Pima, which originates from America, is these days cultivated not only in the USA, but also in Australia, Peru and Israel. Its extra long-piled fibres make Pima cotton remarkably soft and robust. The result is pure textile materials, which are resistant to fraying, tearing, forming creases and bleaching.

Supima (Superioir Pima) is the registered trademark name for 100% Pima cotton from the USA. The ‘Supima’ organisation founded in 1954 was established in Texas in order to protect the trademark of the same name. It does not, however, refer to a new type of cotton. Whereas Pima is frequently mixed with lower quality cotton, in the case of certified Supima cotton you can be fairly certain that it really is 100% American Pima. You can find further cotton qualities here.

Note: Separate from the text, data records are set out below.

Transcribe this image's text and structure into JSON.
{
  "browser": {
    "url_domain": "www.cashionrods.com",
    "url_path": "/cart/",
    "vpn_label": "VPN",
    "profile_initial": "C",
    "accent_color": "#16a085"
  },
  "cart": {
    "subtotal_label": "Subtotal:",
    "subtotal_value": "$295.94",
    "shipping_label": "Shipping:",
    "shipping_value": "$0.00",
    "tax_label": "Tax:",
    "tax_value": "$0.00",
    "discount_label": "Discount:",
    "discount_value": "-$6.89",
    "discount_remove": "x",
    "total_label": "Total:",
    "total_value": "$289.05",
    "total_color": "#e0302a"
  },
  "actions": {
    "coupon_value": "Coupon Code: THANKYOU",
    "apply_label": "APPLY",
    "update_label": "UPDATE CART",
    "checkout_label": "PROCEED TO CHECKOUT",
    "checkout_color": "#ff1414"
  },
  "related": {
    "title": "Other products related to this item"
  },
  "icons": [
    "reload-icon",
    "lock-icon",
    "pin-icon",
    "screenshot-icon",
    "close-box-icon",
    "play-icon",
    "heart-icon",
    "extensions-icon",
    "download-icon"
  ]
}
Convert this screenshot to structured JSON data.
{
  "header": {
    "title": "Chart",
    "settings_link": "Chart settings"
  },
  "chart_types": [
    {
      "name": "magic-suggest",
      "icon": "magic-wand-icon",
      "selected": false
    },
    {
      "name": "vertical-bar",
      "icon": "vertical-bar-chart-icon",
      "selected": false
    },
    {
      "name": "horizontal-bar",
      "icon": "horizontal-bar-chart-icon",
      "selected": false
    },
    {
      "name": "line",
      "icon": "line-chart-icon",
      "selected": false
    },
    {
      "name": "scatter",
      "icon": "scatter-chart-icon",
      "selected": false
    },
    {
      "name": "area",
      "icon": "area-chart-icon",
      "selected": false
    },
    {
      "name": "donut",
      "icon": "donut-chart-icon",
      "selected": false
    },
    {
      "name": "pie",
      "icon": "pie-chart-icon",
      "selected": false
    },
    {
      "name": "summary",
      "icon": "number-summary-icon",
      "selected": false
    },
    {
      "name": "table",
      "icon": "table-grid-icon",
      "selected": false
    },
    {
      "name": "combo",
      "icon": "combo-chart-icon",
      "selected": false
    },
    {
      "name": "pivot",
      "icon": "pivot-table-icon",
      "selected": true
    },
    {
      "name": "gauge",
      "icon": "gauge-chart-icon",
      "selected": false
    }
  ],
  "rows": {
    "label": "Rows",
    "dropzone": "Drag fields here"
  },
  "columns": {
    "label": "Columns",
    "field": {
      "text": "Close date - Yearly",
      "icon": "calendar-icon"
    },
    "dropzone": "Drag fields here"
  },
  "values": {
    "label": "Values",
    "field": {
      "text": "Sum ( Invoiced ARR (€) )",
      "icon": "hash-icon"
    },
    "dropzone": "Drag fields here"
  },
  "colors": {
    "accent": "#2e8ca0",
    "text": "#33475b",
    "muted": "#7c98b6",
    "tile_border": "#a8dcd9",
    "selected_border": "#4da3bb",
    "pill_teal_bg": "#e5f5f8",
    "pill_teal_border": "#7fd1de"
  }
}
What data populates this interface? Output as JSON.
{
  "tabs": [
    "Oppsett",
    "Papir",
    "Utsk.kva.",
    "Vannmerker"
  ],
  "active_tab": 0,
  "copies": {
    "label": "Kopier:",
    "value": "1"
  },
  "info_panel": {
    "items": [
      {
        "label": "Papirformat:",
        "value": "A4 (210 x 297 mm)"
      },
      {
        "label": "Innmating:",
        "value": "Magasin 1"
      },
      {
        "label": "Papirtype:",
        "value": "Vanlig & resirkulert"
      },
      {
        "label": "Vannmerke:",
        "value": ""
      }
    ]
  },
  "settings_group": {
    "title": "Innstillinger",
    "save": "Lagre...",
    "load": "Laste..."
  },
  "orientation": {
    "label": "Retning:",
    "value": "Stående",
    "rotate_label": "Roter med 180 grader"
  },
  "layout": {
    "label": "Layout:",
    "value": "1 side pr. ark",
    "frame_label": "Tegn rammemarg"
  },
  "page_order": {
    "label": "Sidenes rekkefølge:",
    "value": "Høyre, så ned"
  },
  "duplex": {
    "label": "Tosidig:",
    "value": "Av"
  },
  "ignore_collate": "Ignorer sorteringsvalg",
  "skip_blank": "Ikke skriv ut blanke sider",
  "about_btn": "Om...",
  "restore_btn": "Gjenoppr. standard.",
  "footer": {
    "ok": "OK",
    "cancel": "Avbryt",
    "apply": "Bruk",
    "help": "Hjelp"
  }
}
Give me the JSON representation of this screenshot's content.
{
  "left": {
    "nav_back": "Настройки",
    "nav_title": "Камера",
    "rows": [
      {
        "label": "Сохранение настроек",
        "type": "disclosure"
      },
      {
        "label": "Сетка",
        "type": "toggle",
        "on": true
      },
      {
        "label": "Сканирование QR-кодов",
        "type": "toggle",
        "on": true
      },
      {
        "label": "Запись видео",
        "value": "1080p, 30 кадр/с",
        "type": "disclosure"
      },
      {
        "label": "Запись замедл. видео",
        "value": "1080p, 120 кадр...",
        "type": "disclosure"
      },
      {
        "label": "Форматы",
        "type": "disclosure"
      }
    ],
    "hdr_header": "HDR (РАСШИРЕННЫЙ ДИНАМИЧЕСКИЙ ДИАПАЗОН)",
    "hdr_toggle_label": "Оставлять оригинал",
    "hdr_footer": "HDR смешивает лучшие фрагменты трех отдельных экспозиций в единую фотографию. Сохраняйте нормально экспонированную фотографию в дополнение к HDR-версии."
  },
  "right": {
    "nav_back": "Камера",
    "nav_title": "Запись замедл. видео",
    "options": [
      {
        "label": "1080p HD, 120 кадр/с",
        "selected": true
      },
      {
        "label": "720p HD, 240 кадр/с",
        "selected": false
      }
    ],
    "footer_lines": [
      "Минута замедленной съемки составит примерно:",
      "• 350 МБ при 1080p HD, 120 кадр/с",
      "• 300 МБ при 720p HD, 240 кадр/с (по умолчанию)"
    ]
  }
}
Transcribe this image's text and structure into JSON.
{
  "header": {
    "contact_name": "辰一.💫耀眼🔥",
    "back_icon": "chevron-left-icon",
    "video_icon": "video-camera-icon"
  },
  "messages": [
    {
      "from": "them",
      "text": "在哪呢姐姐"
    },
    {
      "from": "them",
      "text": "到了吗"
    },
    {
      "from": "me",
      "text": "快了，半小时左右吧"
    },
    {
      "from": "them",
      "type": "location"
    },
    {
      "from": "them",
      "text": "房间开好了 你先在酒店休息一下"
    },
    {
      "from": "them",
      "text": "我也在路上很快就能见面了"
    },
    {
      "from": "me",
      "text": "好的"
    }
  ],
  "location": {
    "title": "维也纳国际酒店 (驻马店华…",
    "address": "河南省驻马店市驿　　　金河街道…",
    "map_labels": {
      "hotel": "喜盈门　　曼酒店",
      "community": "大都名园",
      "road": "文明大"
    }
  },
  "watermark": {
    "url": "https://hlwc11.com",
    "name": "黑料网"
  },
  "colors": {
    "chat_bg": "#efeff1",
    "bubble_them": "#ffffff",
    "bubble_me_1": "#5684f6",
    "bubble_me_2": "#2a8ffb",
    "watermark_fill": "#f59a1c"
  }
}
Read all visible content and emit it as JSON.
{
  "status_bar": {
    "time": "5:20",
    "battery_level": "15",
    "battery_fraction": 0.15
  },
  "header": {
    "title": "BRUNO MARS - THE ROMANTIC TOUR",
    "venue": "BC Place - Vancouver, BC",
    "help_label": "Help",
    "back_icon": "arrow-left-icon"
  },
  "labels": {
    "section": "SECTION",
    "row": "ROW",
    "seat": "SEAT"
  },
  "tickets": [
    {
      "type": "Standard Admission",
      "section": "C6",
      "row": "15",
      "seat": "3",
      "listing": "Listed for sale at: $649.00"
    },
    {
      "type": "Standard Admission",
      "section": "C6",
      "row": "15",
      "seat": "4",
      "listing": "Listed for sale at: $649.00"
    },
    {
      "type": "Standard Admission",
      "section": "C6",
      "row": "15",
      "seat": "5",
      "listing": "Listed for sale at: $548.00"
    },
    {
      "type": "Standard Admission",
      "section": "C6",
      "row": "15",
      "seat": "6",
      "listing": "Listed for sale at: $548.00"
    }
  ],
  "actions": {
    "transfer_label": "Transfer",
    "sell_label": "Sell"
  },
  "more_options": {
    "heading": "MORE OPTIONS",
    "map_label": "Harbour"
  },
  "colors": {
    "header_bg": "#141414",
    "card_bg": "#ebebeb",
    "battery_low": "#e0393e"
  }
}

We, at weba, have been cultivating our own GIZA organic cotton in Egypt since 2018. Since 2019 we have already been harvesting three types: GIZA 45, GIZA 96 (both with extra long pile) and GIZA 86 (long pile). Additional information on our cotton plantations is available in this video.

Why do we primarily use cotton?

Baumwollhemd
Cotton Shirt


As a manufacturer of fabrics for men’s shirts, of which a major proportion is to be classified as Business Shirts, the cotton fibre has very significant positive traits for us, while its flaws are only of secondary importance. Pure, radiant colours, which are all based on a clean, white ground colour, are of exceedingly great importance in this segment - cotton has this property. In order to fit well, men’s shirts - and in particular business shirts - require a certain degree of durability, or the capacity to retain form and stability. Cotton achieves this with ease. It is, moreover, a fibre which can be processed easily and well in the weaving process. Due to its hypoallergenic properties, we additionally avoid the risk of skin irritations being caused to the wearer. In addition, properties such as iron-free or wrinkle-free, mentioned on cotton fabrics, are also particularly effective.


Why do we not exclusively use organic cotton?

Firstly, because organic cotton unfortunately continues to have only a very small share of the global market, and, secondly, because not every consumer is yet prepared to pay the higher prices for organic products. In a nutshell – from a global and overall perspective, there is excess demand in regard to organic cotton. Broken down to the individual perspective, it is only in rare cases that 100% of all customers of a company are interested exclusively in organic cotton. Nevertheless, the demand on the entire textile market is rising, and this, in turn, leads to an increasing number of organic cotton plantations. Thus, the members of the German Textile Alliance, for example, which cover around half of the German textile market, set the goal of covering at least 35 per cent of their requirement with sustainable cotton by 2020. Ten per cent of the entire quantity needs to be organic cotton. By 2025, the proportion of sustainable cotton is supposed to rise to 70 per cent overall, so that the proportion of that which is organic cotton increases to 20%. We, in turn, aim to procure 50% of our cotton from organic farming by the year 2025.